Summary: | 碩士 === 國立臺灣大學 === 生醫電子與資訊學研究所 === 101 === Exposure of ionizing radiation (IR) can cause DNA damages in cells due to DNA double-strand break. It is well known that exposure to IR could lead to the increased risks of cancer and other acute radiation sickness, which may eventually cause rapid death in high exposure dose. In a radiological emergency, such as Fukushima Daiichi nuclear disaster in 2011, exactly evaluating the exposure dose would be highly required for better health care in the early treatment. In recent years, several studies had suggested some gene expression signatures associated with radiation doses, which can serve as effective predictors for the exposed radiation doses by using high-throughput microarray technique. However, most of them only tested the performances in their original studies and no external datasets were further used for validation. These observations clearly revealed that results based on one microarray dataset was prone to suffer from systematic biases, and thus was limited in biological interpretation. On the other hand, most of the studies that only focused on a single cell line typically had high false positive rates since the transcriptional responses to IR were cell line-dependent. To overcome these issues, we proposed a comprehensive approach by performing a meta-analysis of publicly available microarray datasets. First, differentially expressed genes in responding to different radiation doses were identified in the respective dataset by using statistical models. Next, the identified genes that selected from differential expression analyses were further filtering by the frequency in which they are present among different datasets. A machine learning algorithm, support vector machine, was utilized to develop prediction models distinguishing high-dose and low-dose exposure. Lastly, the performances of the meta-signature was evaluated by using cross-validation in internal datasets and independently validated in external studies.
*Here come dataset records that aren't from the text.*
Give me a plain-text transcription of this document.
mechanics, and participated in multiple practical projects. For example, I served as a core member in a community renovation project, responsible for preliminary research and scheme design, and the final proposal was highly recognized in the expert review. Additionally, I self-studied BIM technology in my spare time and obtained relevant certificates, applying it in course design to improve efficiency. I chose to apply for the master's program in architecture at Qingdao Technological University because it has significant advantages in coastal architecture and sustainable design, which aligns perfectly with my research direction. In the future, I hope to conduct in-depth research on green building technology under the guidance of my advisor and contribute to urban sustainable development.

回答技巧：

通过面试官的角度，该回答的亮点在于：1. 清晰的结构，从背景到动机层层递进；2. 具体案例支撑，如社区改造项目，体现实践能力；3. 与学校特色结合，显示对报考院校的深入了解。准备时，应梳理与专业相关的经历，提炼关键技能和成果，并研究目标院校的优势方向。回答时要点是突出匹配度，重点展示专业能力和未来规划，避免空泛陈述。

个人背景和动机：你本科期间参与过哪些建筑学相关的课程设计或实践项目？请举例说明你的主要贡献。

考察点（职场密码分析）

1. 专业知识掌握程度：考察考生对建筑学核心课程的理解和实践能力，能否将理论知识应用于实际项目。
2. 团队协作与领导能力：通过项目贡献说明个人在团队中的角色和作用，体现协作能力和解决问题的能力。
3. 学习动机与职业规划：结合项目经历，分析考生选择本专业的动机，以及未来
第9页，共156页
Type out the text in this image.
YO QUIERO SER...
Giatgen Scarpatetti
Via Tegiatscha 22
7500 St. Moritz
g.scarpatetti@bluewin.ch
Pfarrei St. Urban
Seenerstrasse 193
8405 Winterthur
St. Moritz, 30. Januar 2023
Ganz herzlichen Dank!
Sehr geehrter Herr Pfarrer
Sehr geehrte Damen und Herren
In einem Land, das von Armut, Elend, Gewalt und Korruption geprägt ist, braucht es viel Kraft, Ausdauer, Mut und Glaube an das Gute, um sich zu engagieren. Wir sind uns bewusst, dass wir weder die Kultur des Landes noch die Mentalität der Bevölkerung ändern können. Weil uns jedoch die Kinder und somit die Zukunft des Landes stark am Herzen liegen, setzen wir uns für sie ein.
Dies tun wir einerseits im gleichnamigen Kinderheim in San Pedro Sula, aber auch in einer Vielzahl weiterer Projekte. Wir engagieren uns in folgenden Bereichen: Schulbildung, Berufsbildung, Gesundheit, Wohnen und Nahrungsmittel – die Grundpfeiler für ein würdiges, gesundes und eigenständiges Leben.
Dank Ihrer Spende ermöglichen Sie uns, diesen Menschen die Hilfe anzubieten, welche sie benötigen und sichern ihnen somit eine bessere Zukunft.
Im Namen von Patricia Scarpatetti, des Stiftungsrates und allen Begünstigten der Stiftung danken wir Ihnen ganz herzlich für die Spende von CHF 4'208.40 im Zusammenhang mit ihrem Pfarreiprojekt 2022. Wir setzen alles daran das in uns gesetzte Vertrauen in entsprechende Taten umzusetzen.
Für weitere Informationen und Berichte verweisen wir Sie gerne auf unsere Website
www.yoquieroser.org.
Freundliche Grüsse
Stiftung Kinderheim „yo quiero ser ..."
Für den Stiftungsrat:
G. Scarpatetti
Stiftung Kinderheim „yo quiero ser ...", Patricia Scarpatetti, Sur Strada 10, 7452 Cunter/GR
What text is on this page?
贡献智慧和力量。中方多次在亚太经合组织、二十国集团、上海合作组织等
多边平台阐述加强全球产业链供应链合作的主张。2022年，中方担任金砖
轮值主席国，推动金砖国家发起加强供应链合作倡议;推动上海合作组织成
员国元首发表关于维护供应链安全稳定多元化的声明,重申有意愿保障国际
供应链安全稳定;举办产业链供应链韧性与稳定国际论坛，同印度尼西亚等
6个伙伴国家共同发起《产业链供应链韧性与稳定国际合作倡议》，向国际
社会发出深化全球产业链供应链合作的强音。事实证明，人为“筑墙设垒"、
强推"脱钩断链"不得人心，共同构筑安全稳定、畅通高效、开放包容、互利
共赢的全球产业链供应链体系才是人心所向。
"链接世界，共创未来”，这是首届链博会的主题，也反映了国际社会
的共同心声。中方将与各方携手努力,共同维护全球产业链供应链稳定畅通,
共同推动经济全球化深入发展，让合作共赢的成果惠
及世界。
In this study, a 29-gene meta-signature was identified that can distinguish cells with either high-dose exposure (> 8 Gy) or low-dose exposure (< 2 Gy). The gene functions related to the apoptosis regulating pathway and the p53 signaling pathway were significantly enriched in the identified meta-signature. Compared to the previous studies, our findings had superior performance in predicting IR exposure levels with a total accuracy of 85% (6–14% higher than previous studies) in the internal cross-validation. Even in an external validation, this meta-signature correctly predicted the samples with an overall accuracy of 84% (81/94).
In conclusion, we provide a comprehensive approach to dissect the radiation responses among different doses in the independent studies. The findings may facilitate exploration in biological functions regulated by IR. Above all, the results shown improvement in the robustness of prediction and may be applied into practical usage.